The details of the middle-ware are yet to be discussed, but generally it should be implemented as a directory service [3]. Implementation of the main functionalities will be in C++, although for visualization of the functionalities we can use Java.
Challenges:
1) Large number of moving objects
2) Rapidly changing environment
3) Real-time constraints for query response, to minimize latency
4) Distributed database design, if we decide to implement a distributed directory service
Who should join the project:
If you want to gain some experience with distributed computing, network resource management, continuous media streaming, and most importantly if you want to challenge yourself with designing an efficient spatio-temporal database, this is the project you should join.
Some References:
[1] Cyrus Shahabi, Mohammad Alshayeji and Shimeng Wang. A Redundant Hierarchical Structure for a Distributed Continuous Media Server , In Proceedings of the IDMS'97, September 1997 (available at http://dimlab.usc.edu/Research.html#II).
[2] http://www.akamai.com
[3] Andrew D. Birrell, Roy Levin, Michael D. Schroeder and Roger M. Needham. Grapevine: an exercise in distributed computing . Commun. ACM 25, 4 (Apr. 1982), Pages 260 - 274.
Multi-dimensional Data Clustering/Outlier detection
We are to implement an application, as effectively as possible, for Clustering (or Trend)/Outlier (or Surprise) detection in multi-dimensional database, and of course, this application should support different levels of resolutions (say, within last week, last month, last year and so on). Basically we will be using the wavelet transforms to achieve this goal. One example would be the 2D TSA-tree in spatial database (http://dimlab.usc.edu/DocsDemos/ssdbm.ps.gz).

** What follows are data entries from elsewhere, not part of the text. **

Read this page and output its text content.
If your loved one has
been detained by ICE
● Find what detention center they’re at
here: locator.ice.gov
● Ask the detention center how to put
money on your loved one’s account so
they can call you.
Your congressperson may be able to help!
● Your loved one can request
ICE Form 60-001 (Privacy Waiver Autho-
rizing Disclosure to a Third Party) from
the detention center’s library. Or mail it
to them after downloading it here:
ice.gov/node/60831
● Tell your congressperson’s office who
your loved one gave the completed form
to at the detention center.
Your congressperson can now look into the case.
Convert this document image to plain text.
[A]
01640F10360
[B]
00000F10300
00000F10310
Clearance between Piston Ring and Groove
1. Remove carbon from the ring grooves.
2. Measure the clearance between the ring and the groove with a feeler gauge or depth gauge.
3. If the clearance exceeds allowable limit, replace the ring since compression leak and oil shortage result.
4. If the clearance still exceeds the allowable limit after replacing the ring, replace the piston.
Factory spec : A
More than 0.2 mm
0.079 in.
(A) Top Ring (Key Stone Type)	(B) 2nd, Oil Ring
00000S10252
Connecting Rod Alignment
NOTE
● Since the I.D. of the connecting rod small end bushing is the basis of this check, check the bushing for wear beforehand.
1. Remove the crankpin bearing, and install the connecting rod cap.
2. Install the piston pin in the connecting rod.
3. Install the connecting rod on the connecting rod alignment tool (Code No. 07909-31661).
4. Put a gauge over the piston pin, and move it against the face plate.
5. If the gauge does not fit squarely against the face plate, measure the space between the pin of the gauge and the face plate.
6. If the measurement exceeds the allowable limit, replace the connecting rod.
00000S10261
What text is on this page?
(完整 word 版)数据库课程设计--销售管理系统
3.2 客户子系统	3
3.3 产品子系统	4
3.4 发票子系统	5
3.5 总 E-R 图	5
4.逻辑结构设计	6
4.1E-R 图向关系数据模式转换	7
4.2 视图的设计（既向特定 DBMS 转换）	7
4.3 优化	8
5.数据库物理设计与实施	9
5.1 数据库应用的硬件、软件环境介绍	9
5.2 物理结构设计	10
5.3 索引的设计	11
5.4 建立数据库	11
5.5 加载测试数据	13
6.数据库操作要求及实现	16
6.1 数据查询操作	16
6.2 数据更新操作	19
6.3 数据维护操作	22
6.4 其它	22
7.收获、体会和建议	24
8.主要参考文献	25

The details are yet to be determined, but for the time being, some possible points of concerns might be the following. First, what on earth is the exact mathematical definition of SURPRISE? In fact, this really matters; a proper definition could save us a lot of work. And also, should we apply wavelet transforms on every dimension? The answer is not necessary. So there's one optimization problem here in the algorithm concern. Also, how sparse can we expect from the transform result and do we have other strategy (besides the 2D OTSA) to save the storage space This application will be implemented in C++, and one goal for this project is for you to gain experience in the multi-dimensional data mining.